Da detto procedimento era emerso che in realtà, il ritardo complessivo addebitabile al gip in questione, era di soli 4 giorni e non già di 26 giorni come contestato, ragion per cui il magistrato doveva essere “assolto”.

Ed, invero, avverso tale pronuncia presentavano due separati ricorsi per Cassazione, il Ministero della giustizia da una parte e la Procura Generale dall’altra.

Ad avviso dei ricorrenti la definizione assolutoria dell’incolpato per scarsa rilevanza sarebbe stata fondata sull’errato argomento per il quale il gip avrebbe ritardato la scarcerazione della imputata di soli quattro giorni, trattandosi invece, di un termine assai più lungo.

Ebbene il ricorso è stato accolto.

Secondo i giudici della Cassazione, in via di principio, il comportamento del magistrato che omette di rilevare la scadenza dei termini custodiali è sicuramente idoneo a integrare la “grave violazione di legge” derivante da palese “negligenza inescusabile”.

Tale condotta viola anche il dovere di “diligenza” dei magistrati nell’esercizio delle loro funzioni, in quanto lesiva del diritto fondamentale di libertà del soggetto trattenuto in carcere oltre i limiti di legge.

A tal proposito, viene richiamato il consolidato orientamento giurisprudenziale secondo il quale, la disapplicazione della norma che impone la liberazione dell’indagato può essere giustificata solo dal ricorso di una esimente connessa a circostanze di fatto o a provvedimenti che giustifichino la permanenza nella detenzione del soggetto e la sua mancata liberazione, “dovendosi attribuire a gravissima negligenza del giudice ogni violazione del diritto di libertà non dovuta a cause eccezionali ovvero già determinate per legge” (v. in termini, Cass. Sez. Un. 29 luglio 2013 n. 18191).

E in ogni caso, sussiste il danno ingiusto anche nell’ipotesi di limitazione della libertà personale con la misura degli arresti domiciliari.

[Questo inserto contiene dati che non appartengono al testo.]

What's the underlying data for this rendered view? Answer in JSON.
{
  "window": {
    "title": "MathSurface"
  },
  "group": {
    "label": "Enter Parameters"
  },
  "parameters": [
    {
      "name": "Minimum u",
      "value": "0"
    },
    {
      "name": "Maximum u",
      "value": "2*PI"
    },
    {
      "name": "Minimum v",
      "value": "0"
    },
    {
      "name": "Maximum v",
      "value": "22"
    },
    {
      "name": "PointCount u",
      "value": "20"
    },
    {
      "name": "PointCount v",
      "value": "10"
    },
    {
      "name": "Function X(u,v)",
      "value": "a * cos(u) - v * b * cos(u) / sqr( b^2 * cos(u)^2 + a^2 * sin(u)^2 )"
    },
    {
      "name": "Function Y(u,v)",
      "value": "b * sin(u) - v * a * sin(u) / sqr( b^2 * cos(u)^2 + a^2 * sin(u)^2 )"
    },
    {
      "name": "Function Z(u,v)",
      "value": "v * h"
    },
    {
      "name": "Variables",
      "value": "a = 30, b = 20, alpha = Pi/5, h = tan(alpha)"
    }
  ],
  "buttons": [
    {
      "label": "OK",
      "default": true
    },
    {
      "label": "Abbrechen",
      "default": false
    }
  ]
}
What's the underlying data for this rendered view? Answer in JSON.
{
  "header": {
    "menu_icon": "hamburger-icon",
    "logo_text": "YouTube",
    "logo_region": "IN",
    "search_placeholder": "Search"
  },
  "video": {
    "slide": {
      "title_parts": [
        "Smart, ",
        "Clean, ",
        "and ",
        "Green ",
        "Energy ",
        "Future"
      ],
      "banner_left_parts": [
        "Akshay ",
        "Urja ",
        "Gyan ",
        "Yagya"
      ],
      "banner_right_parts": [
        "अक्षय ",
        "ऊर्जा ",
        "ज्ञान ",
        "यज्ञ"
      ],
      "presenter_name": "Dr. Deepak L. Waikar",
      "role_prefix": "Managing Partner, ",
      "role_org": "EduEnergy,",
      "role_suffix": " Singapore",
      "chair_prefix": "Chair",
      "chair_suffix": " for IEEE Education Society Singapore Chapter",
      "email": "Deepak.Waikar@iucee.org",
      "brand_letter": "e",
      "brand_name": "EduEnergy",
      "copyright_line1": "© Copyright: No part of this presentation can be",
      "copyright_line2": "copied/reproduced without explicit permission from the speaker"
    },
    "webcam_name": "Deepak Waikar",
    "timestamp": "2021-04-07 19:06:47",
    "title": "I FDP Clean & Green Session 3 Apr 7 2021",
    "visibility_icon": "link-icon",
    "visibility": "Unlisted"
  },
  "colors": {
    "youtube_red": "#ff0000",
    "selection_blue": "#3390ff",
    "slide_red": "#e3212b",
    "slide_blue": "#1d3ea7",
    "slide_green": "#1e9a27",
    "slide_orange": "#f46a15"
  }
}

Da quanto anzidetto, non poteva che condividersi la posizione dei ricorrenti in ordine alla asserita erroneità del giudizio disciplinare, cosicché la decisione impugnata è stata cassata, con rinvio della causa alla Sezione disciplinare del Consiglio superiore della magistratura per un nuovo esame della vicenda, nel rispetto dei principi di diritto sopra richiamati.